Dan penampilan kami sukses. Dan
kesuksesan tersebut membawa aku dan tiga temanku tersebut menduduki juara pertama.
Betapa bahagianya kami hari itu. Untuk merayakan kesuksesan, kami mengadakan
makan malam di sebuah café kecil. Walaupun hanya perayaan kecil – kecilan, tapi
itu sudah membuatku bahagia. Sangat bahagia seperti terbang ke angkasa yang
bebas. Di tengah makan malam itu, tiba – tiba Jeno mendapat telfon dari
seseorang. Dan sepertinya itu perempuan. Aku mecoba mendengarkan pembicaraan
mereka.
“Tentu saja sayang. Setelah ini aku
akan menjemputmu…. Tenang saja, ini tak akan lama. Besabarlah sedikit, ok?”
kata Jeno sambil memegang ponsel yang berada di telinganya. Dunia seakan
berhenti berputar. Pandanganku menjadi kabur dan telingaku tak dapat mendengar
dengan baik seperti tadi. Apa yang aku dengar tadi? Kata “Sayang” untuk siapa?

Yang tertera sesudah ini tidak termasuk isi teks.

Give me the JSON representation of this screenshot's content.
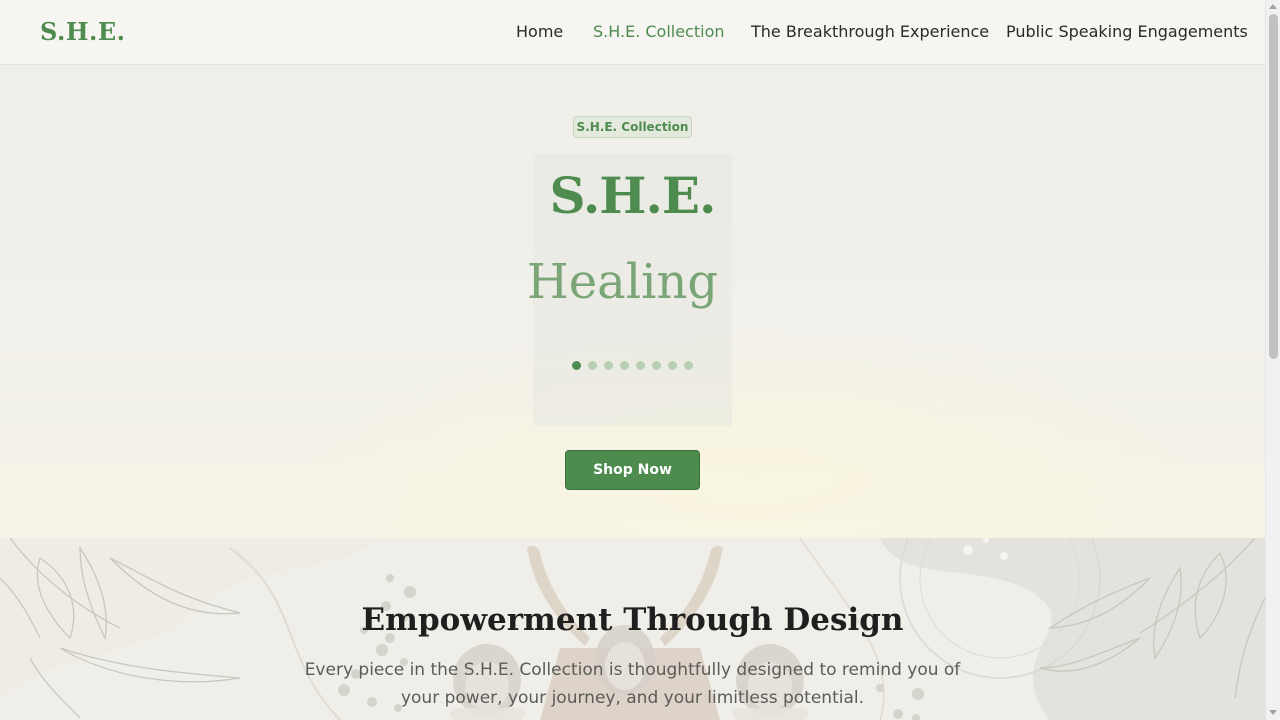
{
  "header": {
    "logo": "S.H.E.",
    "nav": [
      {
        "label": "Home",
        "active": false
      },
      {
        "label": "S.H.E. Collection",
        "active": true
      },
      {
        "label": "The Breakthrough Experience",
        "active": false
      },
      {
        "label": "Public Speaking Engagements",
        "active": false
      }
    ]
  },
  "hero": {
    "badge": "S.H.E. Collection",
    "title": "S.H.E.",
    "word": "Healing",
    "slide_count": 8,
    "active_slide": 1,
    "cta": "Shop Now"
  },
  "section": {
    "title": "Empowerment Through Design",
    "text": "Every piece in the S.H.E. Collection is thoughtfully designed to remind you of your power, your journey, and your limitless potential."
  },
  "colors": {
    "accent": "#4e8b4f",
    "accent_light": "#7aa677",
    "background": "#f3f2ee"
  }
}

Menjemput siapa? Mengapa cara berbicaranya sangat berbeda dari biasanya?
Belum terjawab semua pertanyaan
yang melayang di benakku, Jeno kembali duduk bergabung denganku, Danny, dan
BamBam.
“Elly ya? Pacar barumu” goda
BamBam. Jeno hanya mengangguk dan tersenyum cerah.
“Ahh
aku lupa memberitahu Krystal tentang pacarmu itu,” kata Danny. “Heyy Krystal!!”
panggil Danny dan membuyarkan lamunanku. “Ohh iya.. Ahh aku sudah dengar tadi.
Selamat atas pacar barumu, Jeno,” kataku dengan senyuman pahit yang membuat
hatiku terasa seperti teriris – iris. Sakit sekali. Lalu, Jeno berdiri dan
berkata, “Krystal, bisakah kita bicara di luar sebentar?” pinta Jeno. Aku hanya
mengangguk lalu mengikutinya keluar café. Mungkin ini saatnya aku menerima
kenyataan terpahit di hidupku.
***
“Maafkan
aku,” kata Jeno dengan nada menyesal dan yang membuat hatiku semakin perih dan
membuat mataku memanas. “Aku sudah membaca semua yang ada di blog pribadimu.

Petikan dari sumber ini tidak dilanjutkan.